International cooperation, meanwhile, is integral to the start-up sector that has probably benefited the most from state investment: IT.

“[Russians] have to rely upon somebody else’s experiences, because we don’t have enough of our own experience,” Igor Rozhdestvensky, CEO of the business incubator at Ingria Technopark in St. Petersburg, told The Moscow News. “We really want start-ups to go global, to start global operations.”

Residents at Ingria have traveled to countries such as South Korea, the United States and Israel to gain experience from start-ups and high-tech incubators abroad, but the dynamism of Russian IT is outstripping industries such as manufacturing, which are considerably lagging.

Comparing the state of Russian IT start-ups in 2010 and 2012 with that of American businesses, Rozhdestvensky identified sharp growth. In 2010, the amount of venture investment in Russia for 50 start-ups was $20 million – 50 percent from derivatives from the Russian Venture Company, the federal venture capital firm – while in the United States, it was $20 billion for 50,000 start-ups.

By 2012, the Russian amount had grown to $1 billion, with only 5 percent from RVC derivatives.

“It’s actually growing much more slowly than I would want, but the pace is incredible,” Rozhdestvensky said.

An industrial lag

The slower development of industrial start-ups in Russia is related to weak customer demand, said Timur Nigmatullin, an analyst at Investcafe.

“A slowing rate of GDP growth is now happening, and the demand of a broad customer base, including for products of machine-building, is quite weak,” he told The Moscow News. “Correspondingly, [there is] such a difference between the growth rates in IT and in machine-building.”

The simple difference in the facilities required to start a business in IT and the industrial sector can also contribute to the latter’s slower growth, as an industrial factory requires time to build.

Risky business practices can be a hallmark of IT entrepreneurship. The business model of Eviterra, the airline ticket sales website that collapsed in January after the ticketing subcontractor Avia Tsentr cancelled tickets Eviterra had sold to its own customers, is an instance of the risks involved.

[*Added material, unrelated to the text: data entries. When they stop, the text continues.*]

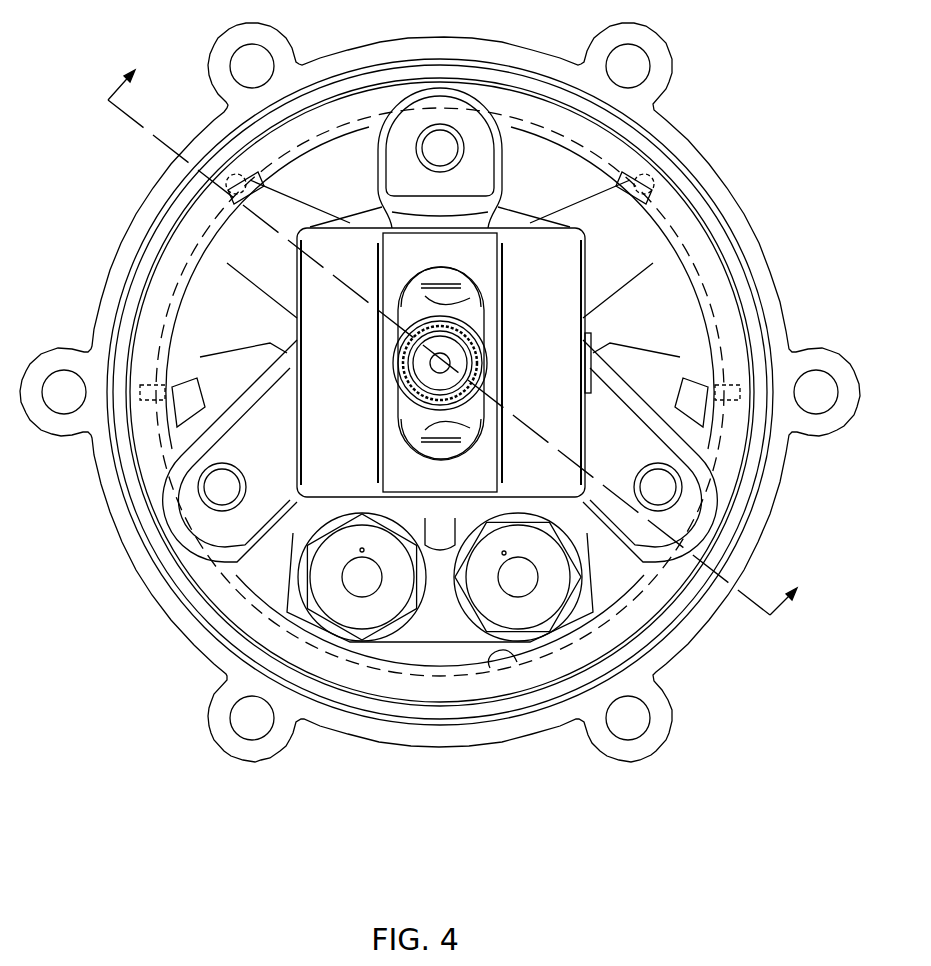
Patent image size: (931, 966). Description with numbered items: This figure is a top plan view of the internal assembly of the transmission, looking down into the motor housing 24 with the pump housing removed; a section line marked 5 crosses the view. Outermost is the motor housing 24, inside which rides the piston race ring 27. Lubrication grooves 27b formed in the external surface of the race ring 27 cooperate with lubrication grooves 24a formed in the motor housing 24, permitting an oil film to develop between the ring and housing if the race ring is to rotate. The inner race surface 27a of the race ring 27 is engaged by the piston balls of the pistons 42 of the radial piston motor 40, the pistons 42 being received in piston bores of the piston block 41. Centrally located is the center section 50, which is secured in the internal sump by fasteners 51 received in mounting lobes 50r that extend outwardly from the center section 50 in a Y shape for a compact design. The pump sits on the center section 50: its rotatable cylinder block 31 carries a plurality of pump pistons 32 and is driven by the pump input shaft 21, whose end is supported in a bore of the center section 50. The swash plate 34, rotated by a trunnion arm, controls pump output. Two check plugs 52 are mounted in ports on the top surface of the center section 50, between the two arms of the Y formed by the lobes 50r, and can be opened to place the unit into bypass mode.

The motor housing 24 is at (442, 35).
The lubrication grooves 24a is at (213, 640).
The piston race ring 27 is at (203, 212).
The race surface 27a is at (517, 662).
The lubrication grooves 27b is at (170, 233).
The section line 5- 5 is at (460, 330).
The radial piston motor 40 is at (192, 324).
The piston block 41 is at (224, 330).
The pistons 42 is at (186, 362).
The swash plate 34 is at (532, 315).
The cylinder block 31 is at (422, 305).
The pump pistons 32 is at (457, 297).
The pump input shaft 21 is at (422, 363).
The center section 50 is at (428, 627).
The mounting lobes 50r is at (422, 122).
The fasteners 51 is at (440, 147).
The check plugs 52 is at (385, 590).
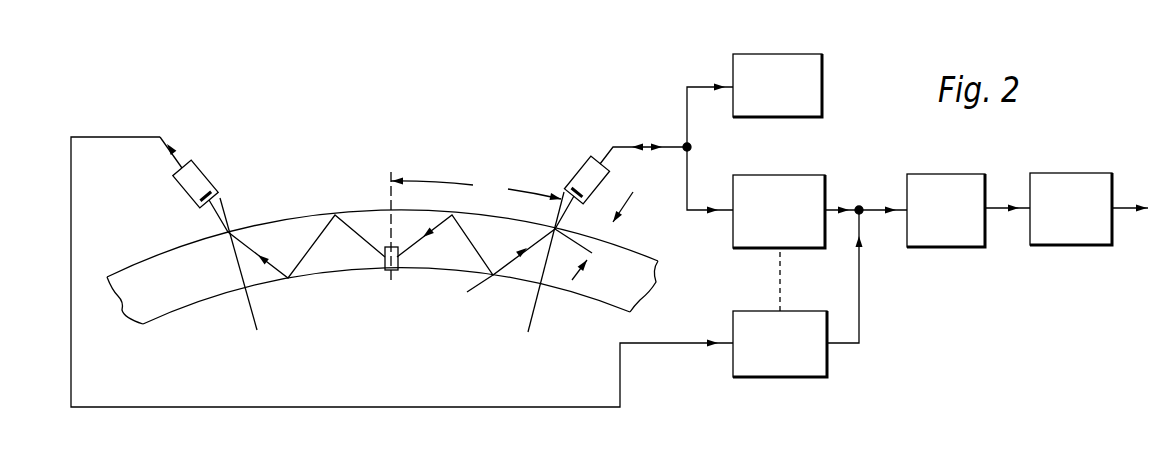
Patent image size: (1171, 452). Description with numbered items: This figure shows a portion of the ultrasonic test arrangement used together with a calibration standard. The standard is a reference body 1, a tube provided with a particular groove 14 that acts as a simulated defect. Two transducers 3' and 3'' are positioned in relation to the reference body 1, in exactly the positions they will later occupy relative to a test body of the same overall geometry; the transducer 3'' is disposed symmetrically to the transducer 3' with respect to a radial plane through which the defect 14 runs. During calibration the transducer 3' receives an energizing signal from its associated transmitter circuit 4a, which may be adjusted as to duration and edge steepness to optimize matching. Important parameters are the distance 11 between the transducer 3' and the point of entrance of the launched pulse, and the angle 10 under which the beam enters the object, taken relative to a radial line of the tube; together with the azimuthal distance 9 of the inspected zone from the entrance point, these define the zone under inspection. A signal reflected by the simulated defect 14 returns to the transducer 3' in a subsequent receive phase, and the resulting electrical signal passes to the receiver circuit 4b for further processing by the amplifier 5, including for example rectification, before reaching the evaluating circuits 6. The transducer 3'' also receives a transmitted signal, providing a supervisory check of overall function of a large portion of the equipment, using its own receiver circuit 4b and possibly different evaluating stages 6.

The reference body 1 is at (180, 297).
The transducer 3' is at (577, 154).
The transducer 3'' is at (215, 156).
The transmitter circuit 4a is at (777, 85).
The receiver circuit 4b is at (780, 276).
The amplifier 5 is at (946, 210).
The evaluating circuit 6 is at (1071, 209).
The azimuthal distance 9 is at (476, 226).
The angle 10 is at (527, 322).
The distance 11 is at (596, 235).
The groove 14 is at (384, 272).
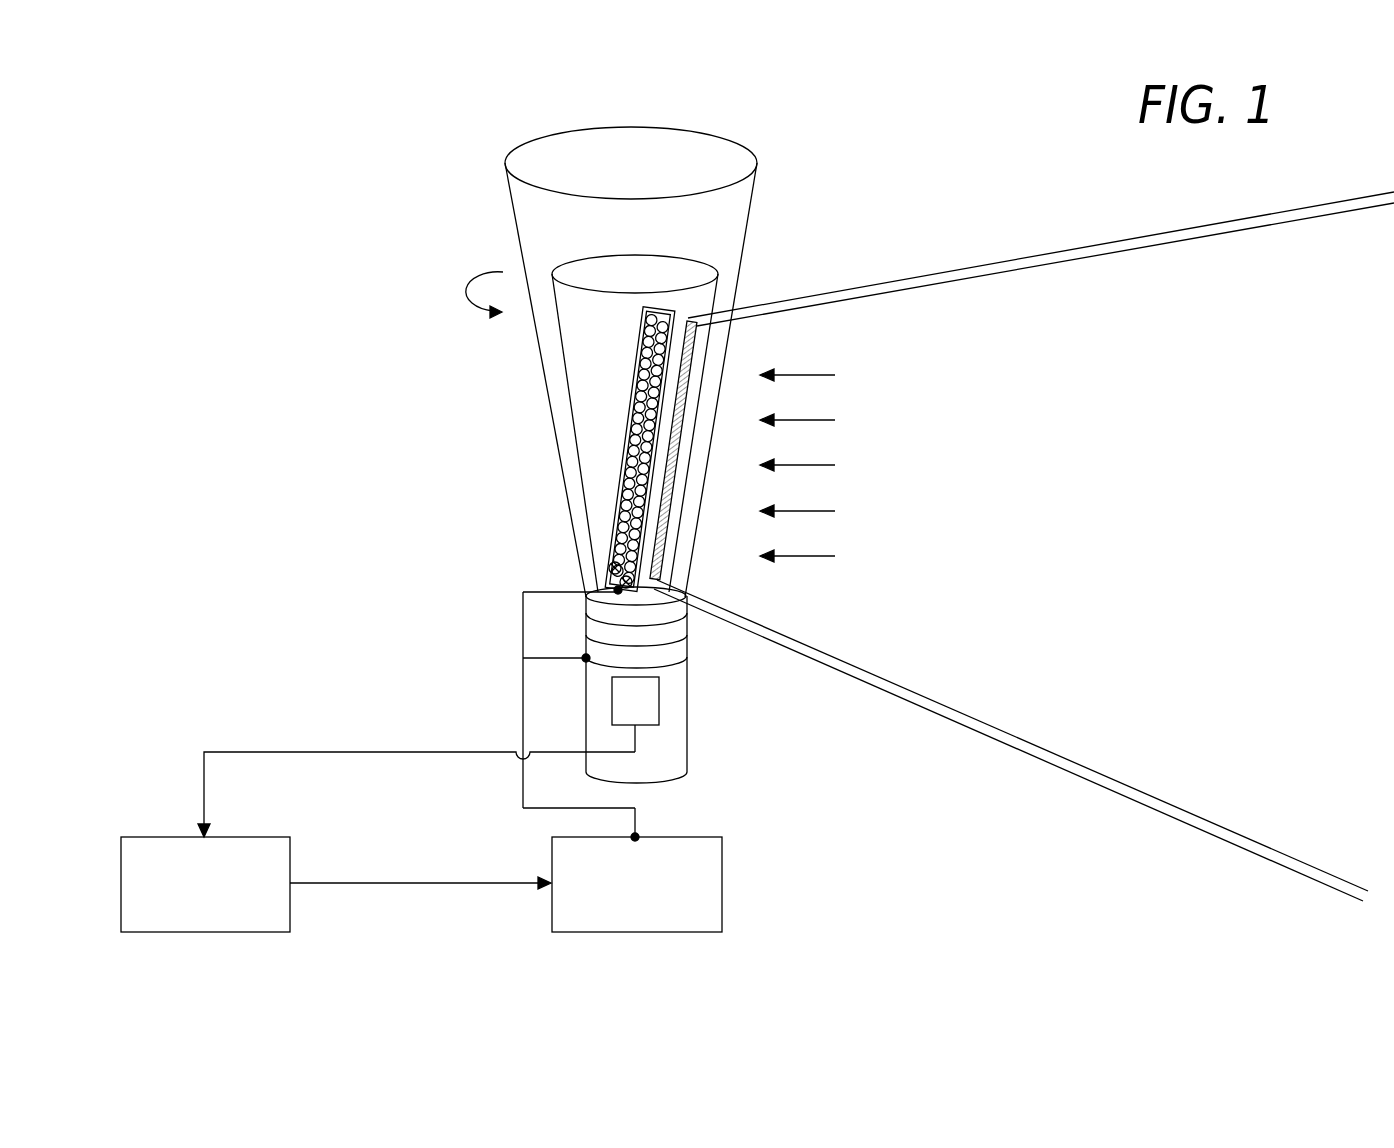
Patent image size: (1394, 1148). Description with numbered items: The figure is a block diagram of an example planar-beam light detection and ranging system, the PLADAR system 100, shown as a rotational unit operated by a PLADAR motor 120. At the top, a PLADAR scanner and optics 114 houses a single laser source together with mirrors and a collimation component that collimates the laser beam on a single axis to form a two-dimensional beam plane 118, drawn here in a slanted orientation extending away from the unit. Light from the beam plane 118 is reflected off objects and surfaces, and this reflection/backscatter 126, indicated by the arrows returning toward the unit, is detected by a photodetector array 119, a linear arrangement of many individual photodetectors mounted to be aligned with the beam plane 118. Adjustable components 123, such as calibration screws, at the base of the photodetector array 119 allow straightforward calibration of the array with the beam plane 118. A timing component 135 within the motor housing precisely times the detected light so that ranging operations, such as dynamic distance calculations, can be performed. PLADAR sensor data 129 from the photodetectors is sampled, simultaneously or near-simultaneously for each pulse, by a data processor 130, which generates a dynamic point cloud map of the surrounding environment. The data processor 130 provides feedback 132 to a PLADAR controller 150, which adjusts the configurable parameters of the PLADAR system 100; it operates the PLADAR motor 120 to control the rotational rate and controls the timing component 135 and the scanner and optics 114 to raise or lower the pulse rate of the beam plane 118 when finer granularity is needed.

Avia Tsentr did not receive money it had been expecting from the website, though bank closures over the holidays may have been behind the situation. The incident resulted in a fraud investigation against Eviterra, which is still in the early stages.

Max Krainov, executive director of Aviasales.ru, told Moskovskiye Novosti that Eviterra had sold tickets below the market price, hoping to profit from a high number of customers and resulting bonuses from airlines.

“I wouldn’t say that Eviterra was good, but they are not fraudsters,” Krainov said. “They simply gambled, and, unfortunately, let people down.”

“Innovative entrepreneurship is riskier everywhere, therefore inherently there is an innovative premium,” the HSE’s Chepurenko said. “This is a premium for high risk related to the higher uncertainty of a return, because there is still no market, still no customer, but it lies ahead to create it in fact, if we’re talking about innovative products.”

A checkered history

The inherent risk is a significant factor in limiting the growth of Russian entrepreneurship, since, despite the support for IT start-ups, there is less protection in case of failure than in other countries with more developed start-up cultures, Ingria’s Rozhdestvensky said. Many people still elect to go into the large state sector because employment there is “safer.”

An additional limitation is the cultural perception of entrepreneurship, which hearkens back to the Soviet period.

“Twenty-five years ago, throughout the Soviet time, [entrepreneurship] was considered a criminal offense, so the general public’s attitude is not too good,” Rozhdestvensky said. “It’s not enthusiastic, anyway, and this prohibits lots of people going into entrepreneurship.”